Just a year ago, around this time actually, I made comments about the poor editing in Taken 2 and said it could be a plausible candidate for one of the worst edited films of the new-decade. Getaway takes that cake, eats it, and prepares it again to enjoy a second serving. Film editing is said to be a thankless field because if the editor does his job correctly you'll never notice it and I can agree with that. However, bad film editing allows for flaws, inconsistencies, and chaos to ensue and Getaway is sloppily edited to the point of being almost unwatchable. I can only paraphrase film critic Matt Zoller-Seitz comments on the film and say that Getaway makes a case for charging studios a fee for shots in action films that last under three seconds. If a four-figure tax were to be instated, Getaway would like have a fee over its budget of $18 million.
But Ryan Dufrene's shockingly messy editing can't disguise for Solomon's poor directing. No matter where Solomon's camera seems to be during the action sequences, his footage never seems to work to the film's advantage. Shots give off no sense of placement, the chase sequences involving police cruisers always seem to follow the formula of the cops gaining with Magna shifting and accelerating, and conclude with him either pushing a cop car against a wall or into oncoming traffic to collide with other drivers. As exciting as that sounds, imagine how exciting it is when we see it from confusing angles that do not allow for any depth of field or placement, shots that feel like they're budding against a wall, other camera positions that feel they were just latched on to an obscure device in an awkward spot on the vehicle, and shots that just feel like showing whatever they feel like. This is one of the most awkward, ineptly-shot films of the year.

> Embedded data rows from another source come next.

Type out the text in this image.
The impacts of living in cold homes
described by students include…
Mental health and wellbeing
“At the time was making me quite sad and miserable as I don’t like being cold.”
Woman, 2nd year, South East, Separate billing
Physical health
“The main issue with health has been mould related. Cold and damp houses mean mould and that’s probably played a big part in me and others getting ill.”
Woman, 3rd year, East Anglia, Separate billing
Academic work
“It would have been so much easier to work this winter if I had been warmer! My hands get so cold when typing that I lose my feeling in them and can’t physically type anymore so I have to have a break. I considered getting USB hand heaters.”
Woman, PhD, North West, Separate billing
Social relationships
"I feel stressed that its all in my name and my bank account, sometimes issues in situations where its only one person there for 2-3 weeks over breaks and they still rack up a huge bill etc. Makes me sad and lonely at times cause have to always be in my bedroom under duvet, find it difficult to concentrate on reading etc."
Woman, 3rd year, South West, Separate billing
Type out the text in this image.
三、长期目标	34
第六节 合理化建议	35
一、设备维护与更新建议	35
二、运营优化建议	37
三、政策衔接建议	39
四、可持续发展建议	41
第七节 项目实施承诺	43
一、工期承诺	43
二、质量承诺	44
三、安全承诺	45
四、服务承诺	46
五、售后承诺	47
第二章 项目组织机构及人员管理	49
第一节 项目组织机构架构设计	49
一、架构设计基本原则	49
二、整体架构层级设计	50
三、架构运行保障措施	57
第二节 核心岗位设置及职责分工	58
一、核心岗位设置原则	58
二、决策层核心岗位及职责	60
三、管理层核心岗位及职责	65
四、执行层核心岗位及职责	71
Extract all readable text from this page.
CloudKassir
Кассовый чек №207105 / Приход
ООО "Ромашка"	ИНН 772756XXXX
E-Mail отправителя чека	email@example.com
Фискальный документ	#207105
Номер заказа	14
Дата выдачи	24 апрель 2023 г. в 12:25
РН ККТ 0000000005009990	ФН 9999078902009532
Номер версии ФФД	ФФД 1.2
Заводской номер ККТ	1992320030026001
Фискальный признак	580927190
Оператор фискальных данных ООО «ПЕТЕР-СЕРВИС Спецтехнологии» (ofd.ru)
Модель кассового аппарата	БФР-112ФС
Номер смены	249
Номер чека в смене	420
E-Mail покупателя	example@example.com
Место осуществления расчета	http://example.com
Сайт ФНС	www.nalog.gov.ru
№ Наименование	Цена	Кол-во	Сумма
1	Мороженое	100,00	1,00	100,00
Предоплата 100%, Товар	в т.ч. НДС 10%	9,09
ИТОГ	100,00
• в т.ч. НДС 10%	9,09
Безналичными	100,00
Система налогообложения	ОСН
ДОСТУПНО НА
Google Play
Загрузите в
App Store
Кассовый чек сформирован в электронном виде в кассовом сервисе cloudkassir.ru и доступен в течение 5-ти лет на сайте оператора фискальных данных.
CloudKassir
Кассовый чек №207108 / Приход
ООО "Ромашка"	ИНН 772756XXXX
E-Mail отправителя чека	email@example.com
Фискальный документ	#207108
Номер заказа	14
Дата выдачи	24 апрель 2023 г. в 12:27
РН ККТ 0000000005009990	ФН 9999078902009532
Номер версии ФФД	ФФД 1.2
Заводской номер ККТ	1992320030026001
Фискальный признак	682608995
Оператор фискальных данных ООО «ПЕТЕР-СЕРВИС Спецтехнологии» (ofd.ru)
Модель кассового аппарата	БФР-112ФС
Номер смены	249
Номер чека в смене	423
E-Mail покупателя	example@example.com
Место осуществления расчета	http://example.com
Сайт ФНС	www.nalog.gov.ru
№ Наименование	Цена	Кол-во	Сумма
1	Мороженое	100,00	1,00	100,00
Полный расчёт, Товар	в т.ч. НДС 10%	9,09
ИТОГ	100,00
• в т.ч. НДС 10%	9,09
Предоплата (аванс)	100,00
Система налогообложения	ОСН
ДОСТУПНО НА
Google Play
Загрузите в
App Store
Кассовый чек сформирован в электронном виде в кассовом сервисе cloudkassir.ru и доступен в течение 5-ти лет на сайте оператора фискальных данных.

The dialog in this film is resorted to screams, frantic outbursts, and obscenities that fit nicely in the boundaries of a PG-13 rating. So, in a basic sense, Getaway's screenplay has the stimulating effect of action video game dialog, with video game like scenarios. When multiple police cruisers are dispatched to try and take out Magna's car, as he speeds up and makes an attempt to outrun them, I was waiting for the camera to pan to the rear end of the car (in third-person fashion), exit cinematic mode, show a wanted level, four stars, a money counter, and a health bar (along with a small, circular map at the bottom left hand corner) and reveal I was watching a poorly-made cut scene from a Grand Theft Auto game.
On a final note of pure asininity, Getaway takes place during the Christmas season and its soundtrack is either composed of typical potboiling, action-movie instrumentals that may as well be public domain by now or Christmas songs. Nothing says riveting and briskly-paced like Silent Night chiming in at an appropriate time. However, one thing about Getaway amused me very much in particular and that was its choice to utilize "Jingle Bell Rock" as its credits song, although it's not the typical version of "Jingle Bell Rock" that you're used to hearing, although its sound could easily be mistaken for it. The song is done by Steve McGowan, who easily seems to be the most dedicated soul involved with the film.
Starring: Ethan Hawke, Selena Gomez, and Jon Voight. Directed by: Courtney Solomon.